Depending on the type of apology you want to convey, there are multiple ways to say sorry in China. The phrase "yi han" is used to express regret or pity. An example is if you have to turn down an invitation or deliver bad news.
(https://www.businessnewsdaily.com/12004-apologies-around-the)
It is also influenced by gender. American Karina Schumann, a psychologist and expert in the use and abuse of “sorry', discovered that men have a higher moral threshold for offensive behaviour than women, and so they apologize less frequently, and rarely for the little things.
Nearly 20 centuries after Plato, the few references to 'sorry' and 'apology' in the Bahai Writings attribute to it only a minor value. One rare reference to apology is the example of a learned early believer who arose to defend the newborn Faith, refuting the arguments of opponents, and exposing their odious deeds. Otherwise it is occasionally used as in 'He was sorry to learn of..' or 'In a sorry plight', 'a sorry spectacle'.
The Baha'i practice is quite different from current usage. Whilst the principle of justice is supreme in Bahai Teachings, it is achieved through the 'art' of consultation and requires us to avoid criticism of others, abstaining from the tendency to blame or take offence. Of course we are always free to express our own disappointment or remorse for our actions but this expression comes freely and sincerely, is not a response to social expectation. Its purpose is to foster mutual understanding.
All our actions must reflect the keynote of the Faith which is Unity. Bahá’u’lláh has established consultation as one of the fundamental principles of His Faith, exhorting us to “take counsel together in all matters”, describing it as “the lamp of guidance which leadeth the way” and “the bestower of understanding.”---Baha'u'llah, Kitab-i-Aqdas 52.
Whenever we as parent, teacher, friend or partner experience a situation in which we feel blaming or critical of another, our response should be to prayerfully call ourselves to account, to review our own actions and if still necessary, to seek an opportunity for loving consultation.
"You must consider your enemies as your friends, look upon your evil-wishers as your well-wishers and treat them accordingly. Act in such a way that your heart may be free from hatred. Let not your heart be offended with anyone.
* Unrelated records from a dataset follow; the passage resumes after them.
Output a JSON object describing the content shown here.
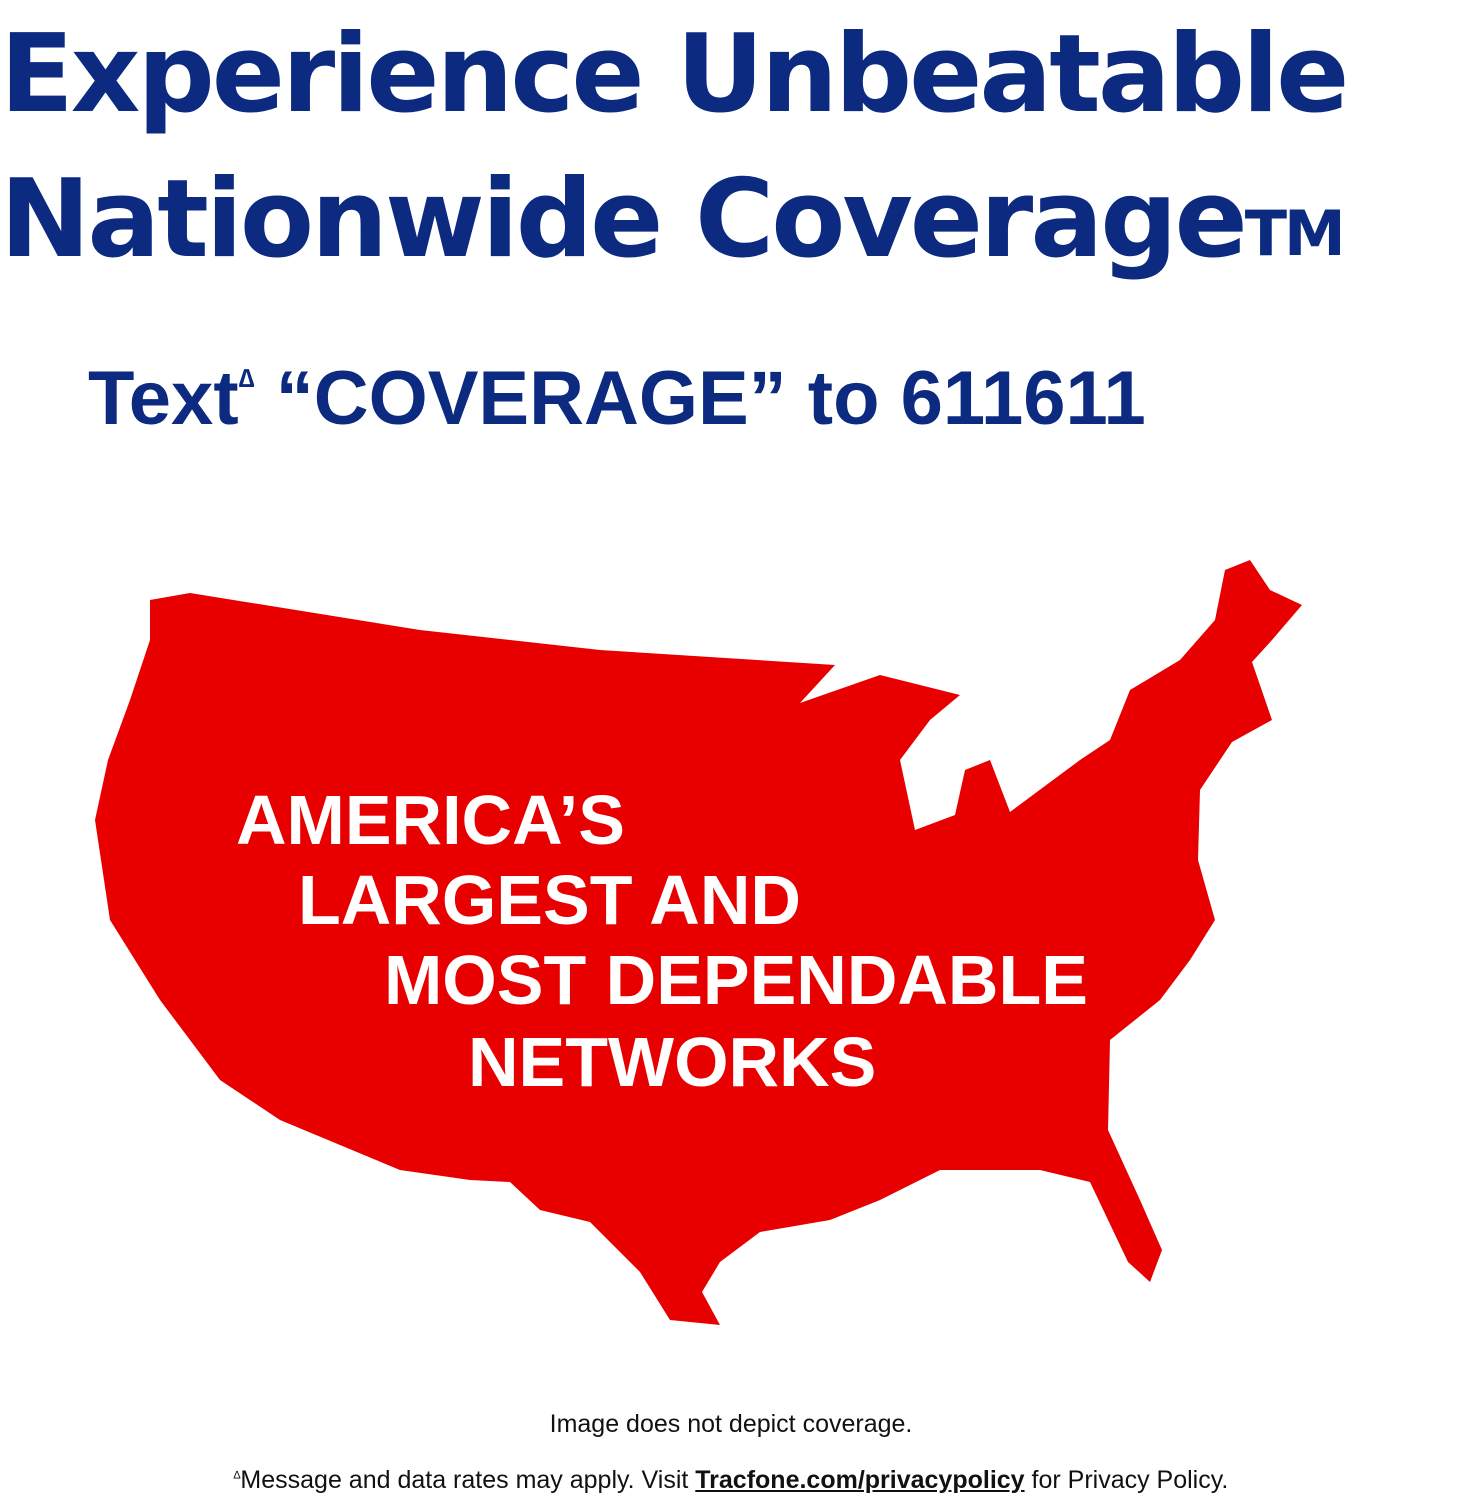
{
  "headline": {
    "line1": "Experience Unbeatable",
    "line2": "Nationwide Coverage",
    "trademark": "TM"
  },
  "cta": {
    "text": "Text",
    "marker": "∆",
    "rest": "“COVERAGE” to 611611"
  },
  "map": {
    "fill_color": "#e80000",
    "claim": [
      "AMERICA’S",
      "LARGEST AND",
      "MOST DEPENDABLE",
      "NETWORKS"
    ]
  },
  "disclaimer": {
    "image_note": "Image does not depict coverage.",
    "marker": "∆",
    "rates_prefix": "Message and data rates may apply. Visit ",
    "link": "Tracfone.com/privacypolicy",
    "rates_suffix": " for Privacy Policy."
  },
  "colors": {
    "brand_blue": "#0b2a80",
    "map_red": "#e80000"
  }
}
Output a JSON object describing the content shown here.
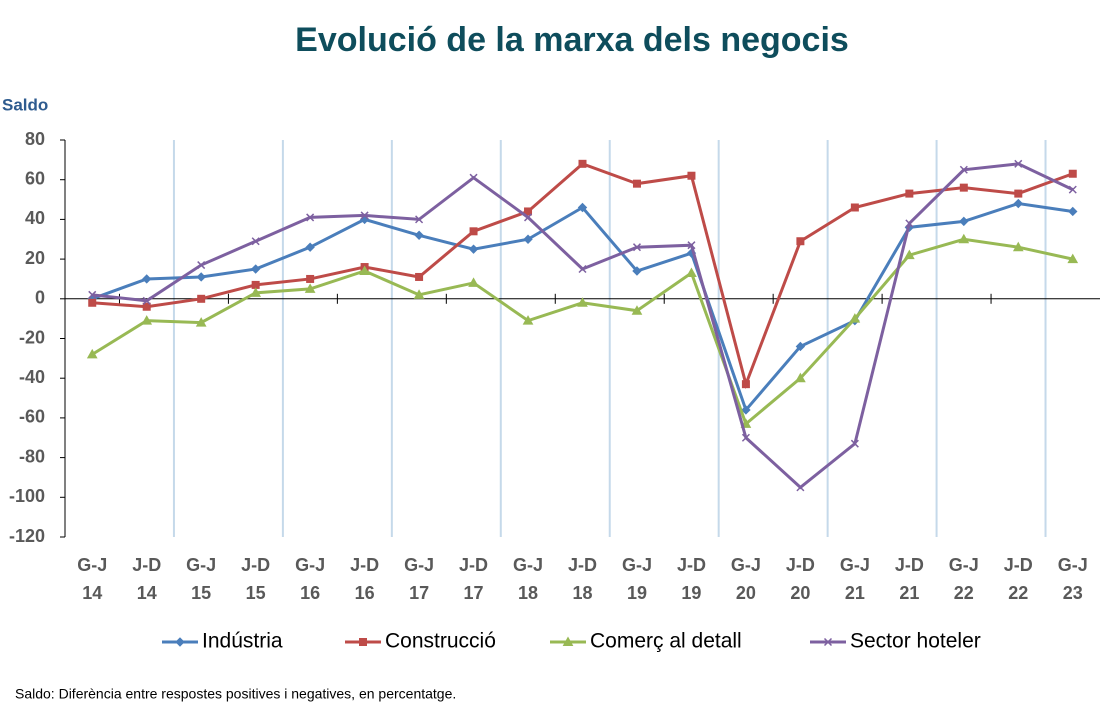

If someone commits an error and wrong toward you, you must instantly forgive him. Do not complain of others". ---Abdu'l-Baha, Promulgation of Universal Peace – 134
" Perhaps the greatest test Bahá’ís are ever subjected to is from each other; but for the sake of the Master they should be ever ready to overlook each other’s mistakes, apologize for harsh words they have uttered, forgive and forget. He strongly recommends to you this course of action."